News: Symposium on Poverty Hosted

Recap of the 2011 CCU Symposium

The 2011 Compassion for the Poor Symposium, which spanned October 11th and 12th, featured leading activists, scholars, advisors, and executives who have dedicated their lives to solving the complicated issues surrounding poverty. For thirty hours, students, staff, faculty, and friends of CCU listened to these illustrious men and women who challenged all to think and act in new ways.

Robert Woodson, president of the Center for Neighborhood Enterprise, offered methods to empower the poor through entrepreneurship -- by providing hope and then providing help. He shared stories of transformation for disadvantaged people, living in both urban and rural areas, and rallied listeners to invest, beyond handouts, in the lives of the disadvantaged.

Woodson was followed by stories from Andrew Romanoff and Mercy Ships. Romanoff works for IDE (International Development Enterprises), which provides technology to rural farmers in Latin America, Africa, and Asia, allowing them to irrigate crops and access clean drinking water. Mercy Ships travels throughout Western Africa offering men and women basic healthcare -- cataract surgery, tumor and cleft palette reconstruction, obstetric care, dental procedures, and orthopedic surgeries -- all aboard a state-of-the-art medical ship.

From here, groups broke off into workshops, learning firsthand from visionaries whose work ranged from Cambodia to a few miles away in Lakewood. These workshops, beyond the telling of transformative stories, suggested ways to get involved in these dynamic efforts.

In the evening, the community watched the important movie Waiting for Superman -- a look at the problems intrinsic to America's urban schools. It was a moving time, and one that encouraged a response to the injustice here at home.

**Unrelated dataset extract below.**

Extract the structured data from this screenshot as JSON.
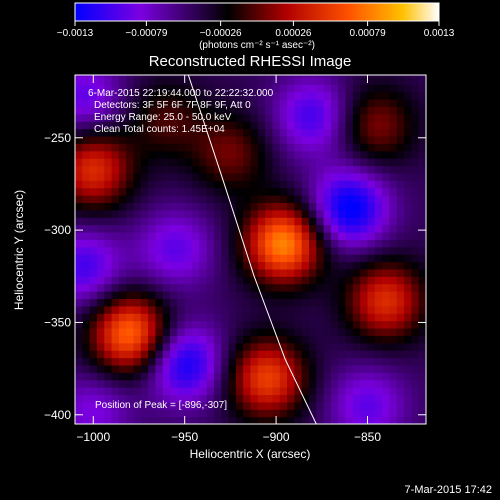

Wednesday, October 12th saw Lawrence Reed and Paul Cleveland speak on the need for liberty in solving the problem of poverty. Reed appealed to the example of 19th century presidents in responding to this crisis, while Cleveland stressed areas where government has overstepped its role, thereby causing a loss of dignity and greater harm. Both men vocalized the need for character growth and spiritual awakening: change begins in individual hearts.

President Armstrong concluded the Symposium by calling the community to action. He delineated ten steps which he would take as a result of this time -- beginning with prayer. This led the way for Joe Walters to lead the gathering in communion. It was a fitting way to end the 2011 Symposium, with an affectionate remembrance of He who rescued us all.